A fuller account of this study will be presented at NACCL-38.
Select References
- Ekman, Paul and Wallace V. Friesen. 1971. Constants Across Cultures in the Face and Emotion. Journal of Personality and Social Psychology 17.2: 124-129.
- Ekman, Paul. 1977. Facial Expression. In: A. Siegman and S. Feldstein (eds.), Nonverbal Behavior and Communication, 97-116. New Jersey: Lawrence Erlbaum Association.
- Ekman, Paul and Daniel Cordaro. 2011. What is Meant by Calling Emotions Basic. Emotion Review 3.4: 364-370.
- Gemini 3. https://gemini.google.com/app.
- Luo, Sitian and Wanyang Xu. 2025. Exclusive Interview with Lyu Yanting: Voicing Nezha, the Legend Who Defied Fate. 21st Century Media. Updated: 2025-02-21. https://www.chinadaily.com.cn/a/202502/21/WS67beb415a310c240449d762d.html (Accessed 02.20.2026)

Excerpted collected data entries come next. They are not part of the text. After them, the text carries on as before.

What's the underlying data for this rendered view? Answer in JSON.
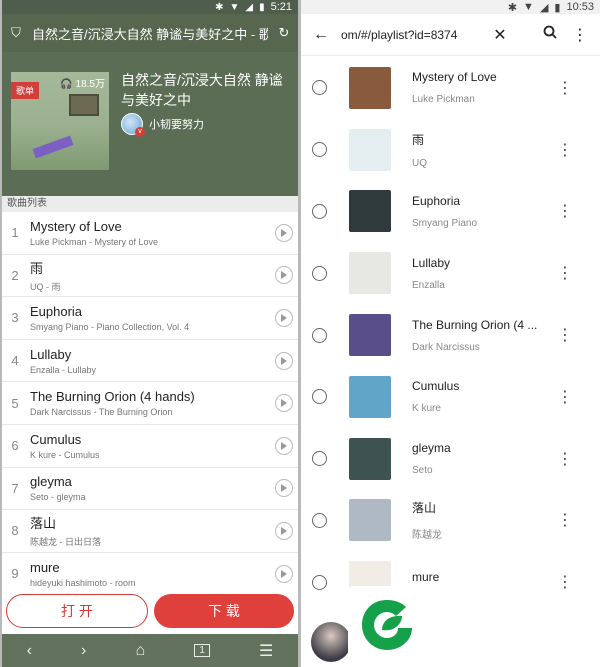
{
  "left": {
    "status_time": "5:21",
    "top_title": "自然之音/沉浸大自然 静谧与美好之中 - 歌",
    "cover_tag": "歌单",
    "plays": "18.5万",
    "playlist_title": "自然之音/沉浸大自然 静谧与美好之中",
    "creator": "小韧要努力",
    "section_label": "歌曲列表",
    "songs": [
      {
        "num": "1",
        "title": "Mystery of Love",
        "sub": "Luke Pickman - Mystery of Love"
      },
      {
        "num": "2",
        "title": "雨",
        "sub": "UQ - 雨"
      },
      {
        "num": "3",
        "title": "Euphoria",
        "sub": "Smyang Piano - Piano Collection, Vol. 4"
      },
      {
        "num": "4",
        "title": "Lullaby",
        "sub": "Enzalla - Lullaby"
      },
      {
        "num": "5",
        "title": "The Burning Orion (4 hands)",
        "sub": "Dark Narcissus - The Burning Orion"
      },
      {
        "num": "6",
        "title": "Cumulus",
        "sub": "K kure - Cumulus"
      },
      {
        "num": "7",
        "title": "gleyma",
        "sub": "Seto - gleyma"
      },
      {
        "num": "8",
        "title": "落山",
        "sub": "陈越龙 - 日出日落"
      },
      {
        "num": "9",
        "title": "mure",
        "sub": "hideyuki hashimoto - room"
      }
    ],
    "open_label": "打 开",
    "download_label": "下 载",
    "tab_count": "1"
  },
  "right": {
    "status_time": "10:53",
    "url": "om/#/playlist?id=8374",
    "tracks": [
      {
        "title": "Mystery of Love",
        "artist": "Luke Pickman",
        "color": "#8a5a3c"
      },
      {
        "title": "雨",
        "artist": "UQ",
        "color": "#e4eef1"
      },
      {
        "title": "Euphoria",
        "artist": "Smyang Piano",
        "color": "#2f3a3d"
      },
      {
        "title": "Lullaby",
        "artist": "Enzalla",
        "color": "#e7e7e3"
      },
      {
        "title": "The Burning Orion (4 ...",
        "artist": "Dark Narcissus",
        "color": "#5a4e8a"
      },
      {
        "title": "Cumulus",
        "artist": "K kure",
        "color": "#5fa6c9"
      },
      {
        "title": "gleyma",
        "artist": "Seto",
        "color": "#3e5350"
      },
      {
        "title": "落山",
        "artist": "陈越龙",
        "color": "#aeb9c4"
      },
      {
        "title": "mure",
        "artist": "",
        "color": "#f2ece6"
      }
    ]
  },
  "logo_color": "#15a149"
}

- Ne Zha. 2019. (Full Chinese title: Nezha zhi Mo Tong Jiang Shi (哪吒之魔童降世, Nezha, The Demon Boy Descends to Earth).) Screenplay written and directed by Jiaozi. Produced by Yunyun Wei and Wenzhang Liu. Distributed by Beijing Enlight Pictures.
About the speaker
Marjorie K. M. Chan (陳潔雯) is Associate Professor of Chinese Linguistics at Ohio State University’s Department of East Asian Languages and Literatures, with an M.A. and Ph.D. program in Chinese Linguistics, plus courtesy appointment in Linguistics. She teaches phonetics/phonology, historical linguistics, dialectology, the writing system, and Chinese opera. She has published on Chinese dialects, humor, sentence-final particles, language and gender, and multimodality involving prosody, especially affective prosody.
She has served as an editorial board member for the Journal of the Chinese Language Teachers Association, Journal of Chinese Language Teaching, Korea Journal of Chinese Language and Literature, Frontiers in Chinese Linguistics, and 南方语言学. She has also served as VP, President and Immediate Past President, as well as inaugural webmaster, for the Chinese Language Teachers Association, Executive Secretary for the International Association of Chinese Linguistics, and web editor for CHINese Oral and PERforming Literature.